Em Pernambuco, o senador Jarbas Vasconcellos (PMDB), depois de ser convencido a se tornar candidato por PSDB, DEM e PPS para que Serra tivesse um palanque no estado, foi abandonado por líderes desses três partidos, que fizeram campanha para o governador reeleito Eduardo Campos (PSB).
Em Minas, os prefeitos optaram pelo chamado “Dilmasia”, ou seja, fizeram campanha para Aécio Neves (PSDB) ao Senado e para seu candidato a governador, Antonio Anastasia (PSDB), porém optaram por Dilma na disputa contra Serra.
Ao final da campanha, Xico Graziano, um dos mais importantes tucanos de São Paulo, postou em seu twitter: “Por que será que perdemos em Minas Gerais?” Ele sabia a resposta.
No Mato Grosso do Sul, o governador reeleito André Puccinelli (PMDB) fez campanha para Serra, apesar dos pedidos de Michel Temer para que ficasse neutro na disputa.
Um dos fatores que ajudam a explicar essas traições é o fato de a realidade local se sobrepor à conjuntura nacional. Em muitos estados, a política regional se organiza sob bases distintas do que acontece no Brasil.

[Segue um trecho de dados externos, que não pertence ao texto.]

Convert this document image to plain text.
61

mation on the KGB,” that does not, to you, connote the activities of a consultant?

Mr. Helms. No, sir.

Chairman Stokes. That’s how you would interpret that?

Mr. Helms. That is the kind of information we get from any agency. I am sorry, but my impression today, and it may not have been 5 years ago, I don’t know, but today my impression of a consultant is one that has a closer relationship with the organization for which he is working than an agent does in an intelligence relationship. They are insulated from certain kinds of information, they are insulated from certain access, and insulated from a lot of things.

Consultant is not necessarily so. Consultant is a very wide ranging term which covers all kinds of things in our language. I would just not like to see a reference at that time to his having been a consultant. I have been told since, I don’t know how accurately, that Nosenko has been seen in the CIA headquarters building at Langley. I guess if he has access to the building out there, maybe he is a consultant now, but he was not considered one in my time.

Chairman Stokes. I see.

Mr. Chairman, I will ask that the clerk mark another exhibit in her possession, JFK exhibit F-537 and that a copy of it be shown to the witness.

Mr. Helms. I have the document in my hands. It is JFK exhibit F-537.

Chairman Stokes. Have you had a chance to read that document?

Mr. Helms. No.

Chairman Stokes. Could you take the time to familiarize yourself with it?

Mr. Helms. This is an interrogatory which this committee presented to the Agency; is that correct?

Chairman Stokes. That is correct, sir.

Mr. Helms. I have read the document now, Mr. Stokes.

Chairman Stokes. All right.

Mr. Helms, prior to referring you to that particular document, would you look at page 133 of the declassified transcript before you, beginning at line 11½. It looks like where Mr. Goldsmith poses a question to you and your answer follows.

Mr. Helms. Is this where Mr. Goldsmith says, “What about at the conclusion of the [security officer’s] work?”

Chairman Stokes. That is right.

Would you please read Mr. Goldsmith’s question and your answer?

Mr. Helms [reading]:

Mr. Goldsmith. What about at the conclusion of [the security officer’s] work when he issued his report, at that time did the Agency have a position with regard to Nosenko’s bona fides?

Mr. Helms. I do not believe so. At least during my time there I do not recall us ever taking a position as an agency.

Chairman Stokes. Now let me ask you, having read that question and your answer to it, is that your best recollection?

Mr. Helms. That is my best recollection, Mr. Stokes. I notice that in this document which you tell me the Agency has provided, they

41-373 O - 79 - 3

Outro fator é a questão da confiança, que ultrapassa em muito o valor das instituições. Daí, no passado recente, ser comum caciques políticos controlarem várias legendas. Tudo para poder abrigar aliados, consolidar poder e minimizar traições.
As eleições de 2010 trouxeram uma cena em que se misturavam elementos arcaicos e inéditos. O ineditismo está na adoção, ainda que confusa e inconsistente, da Ficha Limpa e na questão da fidelidade partidária. A mudança de partido, de ora em diante, tenderá a ser mais difícil e obrigará uma atuação mais partidária do que nunca.
A traição política não vai deixar de existir, pois, como sabemos, é intrínseca ao ser humano. Pragmaticamente, a política tem na traição, nas promessas não cumpridas, nos factoides e nas mentiras sinceras alguns de seus ingredientes mais viscerais. Por isso desperta tanta paixão.